A recent Symantec Critical Infrastructure Protection (CIP) Survey found that companies are generally less engaged in their government's CIP programs this year when compared to last. In fact, only 37 percent of companies are completely or significantly engaged in such programs this year, versus 56 percent in 2010. Overall CIP readiness on a global scale fell an average of eight points. 
 
When combined with recent revelations around the Duqu threat, the findings of the CIP Survey are particularly troubling. Duqu's purpose was to gather intelligence data and assets from organizations such as manufacturers of components commonly found in industrial control environments. The attackers behind Duqu were looking for information such as design documents that could help them mount a future attack on an industrial control facility. Thus, Duqu is essentially the precursor to a future Stuxnet. 

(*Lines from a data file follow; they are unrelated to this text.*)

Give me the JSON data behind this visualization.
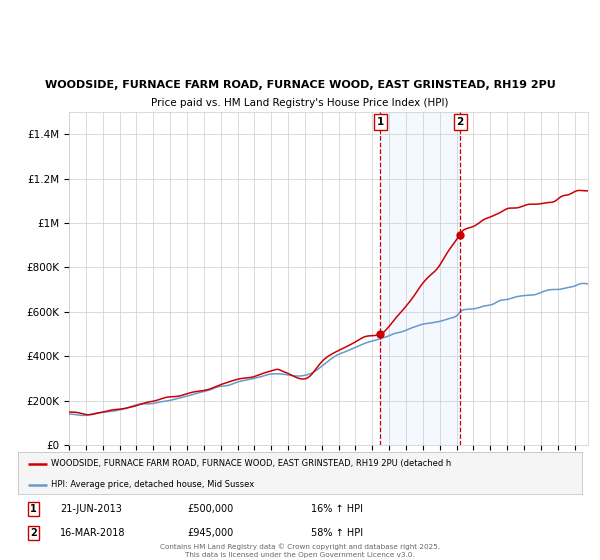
{
  "title_line1": "WOODSIDE, FURNACE FARM ROAD, FURNACE WOOD, EAST GRINSTEAD, RH19 2PU",
  "title_line2": "Price paid vs. HM Land Registry's House Price Index (HPI)",
  "ylim": [
    0,
    1500000
  ],
  "yticks": [
    0,
    200000,
    400000,
    600000,
    800000,
    1000000,
    1200000,
    1400000
  ],
  "ytick_labels": [
    "£0",
    "£200K",
    "£400K",
    "£600K",
    "£800K",
    "£1M",
    "£1.2M",
    "£1.4M"
  ],
  "xlim_start": 1995.0,
  "xlim_end": 2025.8,
  "marker1_date": 2013.47,
  "marker1_label": "1",
  "marker1_price": 500000,
  "marker1_text_date": "21-JUN-2013",
  "marker1_text_price": "£500,000",
  "marker1_text_hpi": "16% ↑ HPI",
  "marker2_date": 2018.21,
  "marker2_label": "2",
  "marker2_price": 945000,
  "marker2_text_date": "16-MAR-2018",
  "marker2_text_price": "£945,000",
  "marker2_text_hpi": "58% ↑ HPI",
  "legend_line1": "WOODSIDE, FURNACE FARM ROAD, FURNACE WOOD, EAST GRINSTEAD, RH19 2PU (detached h",
  "legend_line2": "HPI: Average price, detached house, Mid Sussex",
  "footer": "Contains HM Land Registry data © Crown copyright and database right 2025.\nThis data is licensed under the Open Government Licence v3.0.",
  "bg_color": "#ffffff",
  "plot_bg_color": "#ffffff",
  "grid_color": "#cccccc",
  "red_color": "#cc0000",
  "blue_color": "#6699cc",
  "shade_color": "#ddeeff"
}
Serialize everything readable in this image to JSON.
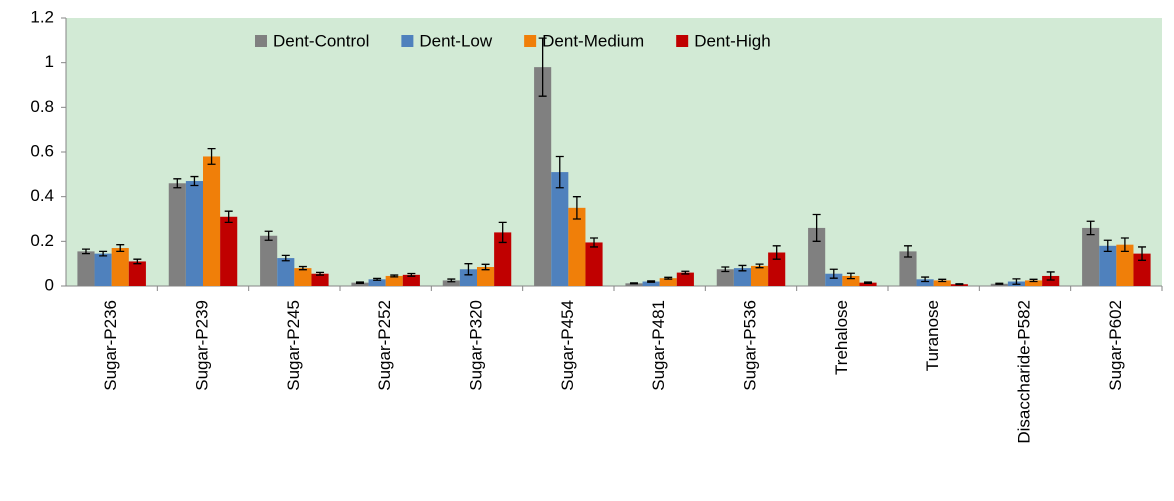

It's quite likely that 2011 saw the foundation for the next Stuxnet-like attack being laid. 
 
As the use of smart mobile devices has exploded, the risks surrounding them – particularly mobile malware and data loss – have also experienced unprecedented growth.
 
Gartner estimate sales of smartphones will exceed 461 million by the end 2011, surpassing PC shipments. The combined sales of smartphones and tablets will be 44 percent greater than the PC market by the end of 2011.  
 
This explosion has captured cybercriminals' attention and as a result, 2011 saw significant real growth in the amount of mobile malware. From malware simply seeking to embarrass victims to malware exploiting premium rate number billing, to malware focused on information theft, it's undeniable that 2011 was the first year mobile malware presented a true threat to enterprises and consumers. 
 
Despite 2011 being a year of external hacks, internal security experts have already begun to shift their focus on insiders one again triggered by the proliferation of mobile devices, including tablet PCs. Users are bringing their tablets into corporate infrastructures far faster than an organization's ability to secure and manage them and protect the information the employees can access via the tablets. 
 
Organizations are seeing an increase in employee productivity and happiness that tablets bring to the business culture. But rapid adoption of tablets can leave organizations vulnerable to data loss from insiders, both malicious and well-meaning. With tablets in hand, the concern has become insiders that fly under the radar of IT to access and send sensitive data, and in the case of the malicious insider, steal highly confidential intellectual property. 
 
Cybercrime's spread from the criminal underground to the business mainstream was highlighted by a surge in targeted attacks.
 
Symantec's November Intelligence Report shows that targeted attacks are becoming more prevalent in 2011. Large enterprises, with more than 2,500 employees, received the greatest number of attacks, with 36.7 targeted attacks being blocked each day during 2011.
 
The increasing number of targeted attacks is being driven at least in part by competitive advantage as companies exploit digital espionage to acquire sensitive, proprietary data from competitors.  
 
High-profile hacks of Secure Sockets Layer (SSL) Certificate providers and malware threats that misuse SSL certificates became an issue in 2011, driving SSL Certificate Authorities (CAs) and website owners to take stricter security measures to protect themselves and their customers.